All chapters have been revised to correct errors in the original, and updated to reflect new information that has emerged over the twenty years since the first publication of the book. More specifically, Ch. 7 (about the suicide of Trotskii's daughter) has been expanded with new sections on “FreudMarxism” and Trotskii's interest in psychoanalysis, as well as more extensive discussions of Zinaida Volkova's correspondence with her father. Similarly, Ch. 8 has been modified by adding more close readings of Ayn Rand's fiction, while completely removing other parts (for instance, an extended comparison between Yevgeny Zamyatin's We and Hannah Arendt's The Origins of Totalitarianism). The overall effect softens the original critique of Arendt's understanding of totalitarianism, and leads to the predictable conclusion that Arendt, unlike Rand, was not an ideologue and therefore did not force her work to comply with pre-existing ideas. Ch. 9, about Nabokov and Pasternak's rivalry, has also been shortened and adjusted to clarify further the author's main argument; even so, it still remains likely “the most controversial” (10), and certainly the longest in the volume.
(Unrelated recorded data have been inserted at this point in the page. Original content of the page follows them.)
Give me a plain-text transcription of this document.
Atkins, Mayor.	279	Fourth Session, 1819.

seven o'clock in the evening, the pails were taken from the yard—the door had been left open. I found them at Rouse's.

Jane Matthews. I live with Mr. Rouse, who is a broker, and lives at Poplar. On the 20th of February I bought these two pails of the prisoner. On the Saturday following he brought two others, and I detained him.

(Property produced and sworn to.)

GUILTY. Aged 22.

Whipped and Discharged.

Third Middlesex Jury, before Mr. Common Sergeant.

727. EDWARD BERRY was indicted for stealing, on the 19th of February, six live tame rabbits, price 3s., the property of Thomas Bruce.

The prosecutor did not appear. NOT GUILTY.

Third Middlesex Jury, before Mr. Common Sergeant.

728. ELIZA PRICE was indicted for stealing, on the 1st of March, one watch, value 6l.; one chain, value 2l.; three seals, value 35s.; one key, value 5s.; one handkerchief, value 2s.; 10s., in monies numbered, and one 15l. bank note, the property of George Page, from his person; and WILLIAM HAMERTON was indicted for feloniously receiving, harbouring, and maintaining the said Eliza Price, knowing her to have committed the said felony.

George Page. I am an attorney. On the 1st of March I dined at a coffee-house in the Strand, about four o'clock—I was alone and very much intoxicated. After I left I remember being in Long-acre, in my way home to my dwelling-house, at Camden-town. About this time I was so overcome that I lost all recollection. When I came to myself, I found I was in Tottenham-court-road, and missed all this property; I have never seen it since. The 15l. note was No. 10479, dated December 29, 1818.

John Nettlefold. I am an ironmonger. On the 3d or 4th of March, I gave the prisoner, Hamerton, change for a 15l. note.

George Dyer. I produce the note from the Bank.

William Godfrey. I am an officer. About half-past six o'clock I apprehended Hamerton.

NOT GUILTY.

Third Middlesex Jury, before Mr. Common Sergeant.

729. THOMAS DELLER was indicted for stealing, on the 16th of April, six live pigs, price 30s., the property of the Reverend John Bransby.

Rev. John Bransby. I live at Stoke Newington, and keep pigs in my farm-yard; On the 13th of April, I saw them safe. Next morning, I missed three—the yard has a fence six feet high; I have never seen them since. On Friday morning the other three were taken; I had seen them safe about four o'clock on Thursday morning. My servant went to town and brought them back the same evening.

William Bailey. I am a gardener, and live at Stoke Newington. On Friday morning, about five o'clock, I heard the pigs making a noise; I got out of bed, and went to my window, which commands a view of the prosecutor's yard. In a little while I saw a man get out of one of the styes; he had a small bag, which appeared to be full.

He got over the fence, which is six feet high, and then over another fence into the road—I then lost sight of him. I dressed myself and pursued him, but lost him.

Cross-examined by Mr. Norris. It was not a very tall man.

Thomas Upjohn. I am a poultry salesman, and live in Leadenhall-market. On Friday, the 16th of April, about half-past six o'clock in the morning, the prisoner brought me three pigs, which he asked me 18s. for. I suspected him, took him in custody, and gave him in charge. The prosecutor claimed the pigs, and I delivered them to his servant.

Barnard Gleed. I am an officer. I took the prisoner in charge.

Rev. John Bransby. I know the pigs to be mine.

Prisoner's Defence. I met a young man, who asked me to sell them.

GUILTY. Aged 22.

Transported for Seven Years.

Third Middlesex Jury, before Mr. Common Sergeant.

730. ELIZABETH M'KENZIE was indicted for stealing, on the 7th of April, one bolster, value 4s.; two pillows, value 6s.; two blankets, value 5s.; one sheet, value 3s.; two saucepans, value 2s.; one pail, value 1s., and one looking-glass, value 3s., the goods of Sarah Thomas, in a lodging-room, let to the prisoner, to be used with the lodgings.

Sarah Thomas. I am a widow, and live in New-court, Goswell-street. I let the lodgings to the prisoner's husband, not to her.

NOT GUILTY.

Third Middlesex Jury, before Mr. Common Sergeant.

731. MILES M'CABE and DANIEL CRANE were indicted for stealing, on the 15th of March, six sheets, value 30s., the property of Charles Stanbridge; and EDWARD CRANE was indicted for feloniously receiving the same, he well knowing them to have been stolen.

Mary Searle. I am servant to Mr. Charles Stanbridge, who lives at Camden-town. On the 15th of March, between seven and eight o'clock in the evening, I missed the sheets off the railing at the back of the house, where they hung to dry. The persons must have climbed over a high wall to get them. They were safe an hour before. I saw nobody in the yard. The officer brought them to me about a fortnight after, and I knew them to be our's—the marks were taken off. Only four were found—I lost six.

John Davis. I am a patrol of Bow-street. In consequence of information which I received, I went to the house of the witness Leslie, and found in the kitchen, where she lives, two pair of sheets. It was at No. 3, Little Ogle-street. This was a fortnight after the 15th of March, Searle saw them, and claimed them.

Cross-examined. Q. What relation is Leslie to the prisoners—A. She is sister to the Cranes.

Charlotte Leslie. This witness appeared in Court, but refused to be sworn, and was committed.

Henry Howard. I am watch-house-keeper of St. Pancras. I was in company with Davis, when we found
The scope of Etkind's studies is astounding, as are his intellectual acumen and ability to deploy approaches from different disciplines into the production of a cogent, often memorably aphoristic style of writing. In his conclusion (Ch. 10), he describes his preferred method of critical analysis, New Historicism, as “necessarily eclectic. One of its obvious goals is to dissolve the boundaries between texts and not-texts, literature and not-literature, and in general the boundaries between genres, disciplines, and institutions” (533). The same could be said of his book as a whole: it is a brilliantly eclectic collection of essays, loosely organized around the topic of the Russo-American cultural exchange over two centuries, which mixes together historiography, psychoanalysis, philosophy, political science, and literary interpretation with sometimes debatable, yet always thought-provoking results. Occasionally, one wishes the breadth of his studies were matched by an in-depth investigation of important topics (for example, there's much more that could be said about the comparison between the treatment of Russian serfs and African American slaves in the products of the earliest cross-cultural contact between Russia and America), yet Etkind would also be the first to admit that his work is not intended to be exhaustive; his book is meant to be the impetus for further intellectual conversations about the past and the future of the Russo-American encounter.

Today, as Putin's war with Ukraine rages on, it is crucial that we understand better the history and psychology of Russia's relationship with the west. If, as Etkind suggests as well, Russians have always constructed their national identity as a response to the west, and America in particular, that past can provide valuable lessons for our present moment, which means that Tolkovanie puteshestvii is more relevant than ever.